Na parede da minha memória, tem o seu leve beijo pousado no meu rosto antes de dormir. Tem o sono fingido para mais um carinho: o último do dia. Talvez o único, nem por isso menos carregado de amor. Na parede da minha memória, tem cheiro de material escolar novo no primeiro dia de aula. Tem o nó na garganta na despedida no portão da escola. Uma lágrima que, apesar de toda força para ser contida, insistia em inundar o canto do olho. Tem o medo de ficar longe de casa, apartado do ninho, combinado com o sentimento de descoberta e com suas palavras de incentivo. Na parede da minha memória, tem o copo de papel. A bola de soprar. O glacê de açúcar tingido de verde. O time de futebol em cima do bolo. A alegria de comemorar mais um ano de vida. Tem a sua empolgação enquanto enrolava os doces, enquanto temperava o molho para servir no cachorro-quente. Na parede da minha memória, tem o toca-discos e a música alta. Tem a sua dança engraçada que tirava divertidas risadas da gente e o balanço dos cachos dos seus cabelos.
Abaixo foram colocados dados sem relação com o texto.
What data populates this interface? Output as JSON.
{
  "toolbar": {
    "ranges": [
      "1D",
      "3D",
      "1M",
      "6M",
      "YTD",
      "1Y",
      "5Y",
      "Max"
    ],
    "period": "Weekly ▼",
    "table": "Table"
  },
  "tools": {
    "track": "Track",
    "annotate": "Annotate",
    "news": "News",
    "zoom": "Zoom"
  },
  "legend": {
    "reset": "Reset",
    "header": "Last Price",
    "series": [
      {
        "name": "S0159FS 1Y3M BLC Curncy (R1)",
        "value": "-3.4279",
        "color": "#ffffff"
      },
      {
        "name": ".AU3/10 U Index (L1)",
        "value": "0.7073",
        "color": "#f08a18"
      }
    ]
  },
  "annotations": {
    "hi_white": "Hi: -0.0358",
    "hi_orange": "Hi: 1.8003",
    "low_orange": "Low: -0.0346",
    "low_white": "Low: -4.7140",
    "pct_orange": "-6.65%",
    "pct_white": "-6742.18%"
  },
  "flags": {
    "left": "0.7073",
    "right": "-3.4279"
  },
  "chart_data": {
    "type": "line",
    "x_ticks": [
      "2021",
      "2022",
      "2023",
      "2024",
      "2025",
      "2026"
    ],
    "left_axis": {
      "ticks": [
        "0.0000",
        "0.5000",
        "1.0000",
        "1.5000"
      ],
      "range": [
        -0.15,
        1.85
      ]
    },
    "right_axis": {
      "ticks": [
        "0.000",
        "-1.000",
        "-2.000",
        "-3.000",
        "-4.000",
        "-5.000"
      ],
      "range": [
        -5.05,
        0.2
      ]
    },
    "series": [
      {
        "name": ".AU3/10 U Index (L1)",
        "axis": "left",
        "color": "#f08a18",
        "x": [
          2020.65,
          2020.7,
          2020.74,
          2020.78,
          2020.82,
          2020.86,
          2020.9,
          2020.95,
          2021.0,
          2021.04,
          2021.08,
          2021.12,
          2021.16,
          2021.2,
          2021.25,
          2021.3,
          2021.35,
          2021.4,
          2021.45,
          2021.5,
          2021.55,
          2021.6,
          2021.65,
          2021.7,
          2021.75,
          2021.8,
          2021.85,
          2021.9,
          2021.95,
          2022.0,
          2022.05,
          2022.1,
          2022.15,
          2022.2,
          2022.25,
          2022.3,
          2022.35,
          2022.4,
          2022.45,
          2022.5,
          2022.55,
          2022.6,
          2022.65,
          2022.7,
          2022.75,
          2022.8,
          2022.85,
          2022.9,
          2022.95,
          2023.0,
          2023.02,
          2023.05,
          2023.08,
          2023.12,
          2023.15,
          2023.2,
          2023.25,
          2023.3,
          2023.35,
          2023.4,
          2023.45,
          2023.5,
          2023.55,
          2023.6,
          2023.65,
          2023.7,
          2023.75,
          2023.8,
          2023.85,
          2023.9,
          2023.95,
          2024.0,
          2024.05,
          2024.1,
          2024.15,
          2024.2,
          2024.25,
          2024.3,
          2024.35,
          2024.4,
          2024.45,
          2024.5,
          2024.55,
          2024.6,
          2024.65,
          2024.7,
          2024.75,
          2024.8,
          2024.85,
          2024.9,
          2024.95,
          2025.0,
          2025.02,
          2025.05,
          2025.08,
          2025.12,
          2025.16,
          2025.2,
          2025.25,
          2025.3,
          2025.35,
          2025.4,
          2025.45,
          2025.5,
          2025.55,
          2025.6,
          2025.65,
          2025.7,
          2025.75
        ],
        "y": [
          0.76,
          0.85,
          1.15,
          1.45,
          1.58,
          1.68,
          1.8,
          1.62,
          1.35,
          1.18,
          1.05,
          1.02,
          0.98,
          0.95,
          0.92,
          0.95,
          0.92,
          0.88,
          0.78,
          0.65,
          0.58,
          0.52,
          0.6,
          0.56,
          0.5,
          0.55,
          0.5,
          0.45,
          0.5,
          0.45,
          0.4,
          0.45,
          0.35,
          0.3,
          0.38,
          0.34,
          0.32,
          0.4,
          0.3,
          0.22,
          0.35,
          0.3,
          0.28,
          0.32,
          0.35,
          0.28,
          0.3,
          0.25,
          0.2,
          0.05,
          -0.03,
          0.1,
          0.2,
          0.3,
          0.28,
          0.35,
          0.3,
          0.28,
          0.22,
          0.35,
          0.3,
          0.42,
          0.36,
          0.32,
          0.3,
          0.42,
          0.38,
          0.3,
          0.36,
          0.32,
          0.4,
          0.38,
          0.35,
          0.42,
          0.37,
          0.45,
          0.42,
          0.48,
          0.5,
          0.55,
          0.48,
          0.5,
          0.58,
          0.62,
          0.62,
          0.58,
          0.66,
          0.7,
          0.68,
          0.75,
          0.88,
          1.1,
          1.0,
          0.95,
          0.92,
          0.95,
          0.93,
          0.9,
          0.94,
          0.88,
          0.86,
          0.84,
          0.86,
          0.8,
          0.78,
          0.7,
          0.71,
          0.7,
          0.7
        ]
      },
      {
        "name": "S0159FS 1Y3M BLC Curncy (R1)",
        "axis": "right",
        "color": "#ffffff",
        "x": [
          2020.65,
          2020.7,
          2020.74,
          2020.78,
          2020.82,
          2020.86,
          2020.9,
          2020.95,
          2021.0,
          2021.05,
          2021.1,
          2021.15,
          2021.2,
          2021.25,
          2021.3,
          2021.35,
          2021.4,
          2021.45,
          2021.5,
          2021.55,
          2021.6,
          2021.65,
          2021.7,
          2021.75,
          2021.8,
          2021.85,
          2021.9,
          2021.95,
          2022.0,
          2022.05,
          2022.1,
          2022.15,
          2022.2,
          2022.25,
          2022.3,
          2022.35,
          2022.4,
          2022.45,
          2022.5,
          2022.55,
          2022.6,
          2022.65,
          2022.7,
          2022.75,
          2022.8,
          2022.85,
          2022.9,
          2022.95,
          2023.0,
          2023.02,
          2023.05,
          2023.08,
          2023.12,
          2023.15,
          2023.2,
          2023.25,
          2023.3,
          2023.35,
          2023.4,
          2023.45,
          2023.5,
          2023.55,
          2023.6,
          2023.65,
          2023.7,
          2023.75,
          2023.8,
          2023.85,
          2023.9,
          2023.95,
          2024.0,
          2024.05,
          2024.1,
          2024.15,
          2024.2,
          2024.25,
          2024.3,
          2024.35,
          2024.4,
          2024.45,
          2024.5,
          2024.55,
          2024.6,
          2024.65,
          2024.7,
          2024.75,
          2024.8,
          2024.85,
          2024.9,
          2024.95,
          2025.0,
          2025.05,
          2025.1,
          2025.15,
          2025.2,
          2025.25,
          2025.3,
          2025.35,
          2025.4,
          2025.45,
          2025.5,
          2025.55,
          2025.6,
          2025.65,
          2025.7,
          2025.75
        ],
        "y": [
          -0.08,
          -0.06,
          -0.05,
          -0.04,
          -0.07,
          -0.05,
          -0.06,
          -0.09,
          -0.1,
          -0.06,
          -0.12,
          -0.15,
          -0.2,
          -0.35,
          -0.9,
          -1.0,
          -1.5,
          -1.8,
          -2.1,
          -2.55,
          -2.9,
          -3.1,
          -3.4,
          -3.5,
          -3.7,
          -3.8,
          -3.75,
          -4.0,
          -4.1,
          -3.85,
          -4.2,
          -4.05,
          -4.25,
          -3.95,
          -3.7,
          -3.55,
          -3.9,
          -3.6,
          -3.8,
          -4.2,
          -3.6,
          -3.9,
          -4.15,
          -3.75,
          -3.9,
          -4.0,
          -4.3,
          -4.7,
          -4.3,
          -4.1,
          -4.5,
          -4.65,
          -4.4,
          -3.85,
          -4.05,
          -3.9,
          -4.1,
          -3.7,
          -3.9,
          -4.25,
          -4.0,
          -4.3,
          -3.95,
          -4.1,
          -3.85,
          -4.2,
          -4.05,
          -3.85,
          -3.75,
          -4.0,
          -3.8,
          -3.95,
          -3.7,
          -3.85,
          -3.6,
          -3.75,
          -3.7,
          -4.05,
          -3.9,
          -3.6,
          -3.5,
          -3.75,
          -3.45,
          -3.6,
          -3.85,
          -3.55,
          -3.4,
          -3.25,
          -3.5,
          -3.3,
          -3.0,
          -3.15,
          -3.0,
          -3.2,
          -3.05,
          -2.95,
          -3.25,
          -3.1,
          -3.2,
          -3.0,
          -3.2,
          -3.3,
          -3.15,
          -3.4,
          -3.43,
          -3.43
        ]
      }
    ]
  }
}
Na parede da minha memória, tem o medo do palhaço na loja de brinquedo. O doze de outubro. O foguetório. Antes disso, tem o São Cosme e São Damião. A bala Maluquinha sabor hortelã. Tem o gosto doce de pudim guardado na geladeira. Na parede da minha memória, tem o medo do escuro. De assombração. De injeção. De Benzetacil, que doía, mas curava de um tudo. Tem a lembrança do aconchego do seu abraço e do aperto da sua mão na hora de atravessar a rua. Na parede da minha memória, tem a inocência de achar que eu seria criança para sempre. Que aqueles dias com vitamina de banana seriam eternos. Que você era a única pessoa mais legal do mundo. Na parede da minha memória, tem a sua juventude. Os vestidos que você gostava de usar. O orgulho que você tinha das suas pernas. Na parede da minha memória, tem a dor que sempre virava choro quando alguém me dizia que você iria ficar velha. O frio no estômago de pensar que chegaria a época em que eu teria que sair da sua casa para morar com minha própria família.
Na parede da minha memória, tem as cestinhas que você fazia com papel crepom para guardar os ovos de páscoa. A hora de enfeitar a árvore de natal. O dia em que ganhei aquele robô de controle remoto que foi o meu pedido do ano inteiro. Na parede da minha memória, tem todos os pratos para as ceias de Réveillon, em especial a farofa molhadinha. Aquela batidinha de pêssego que só ficava boa quando você fazia. Na parede da minha memória, tem o dia em que você foi conferir o resultado do vestibular junto comigo. O seu olhar na igreja quando entrou comigo no dia do meu casamento. Na parede da minha memória, tem as lembranças de tudo que já vivemos e lugar reservado para aquelas que ainda vamos viver. Na parede da minha memória, tem um canto especial para você. Nosso passado, mãe, está refletido no espelho do nosso presente, que está pendurado na parede da minha memória.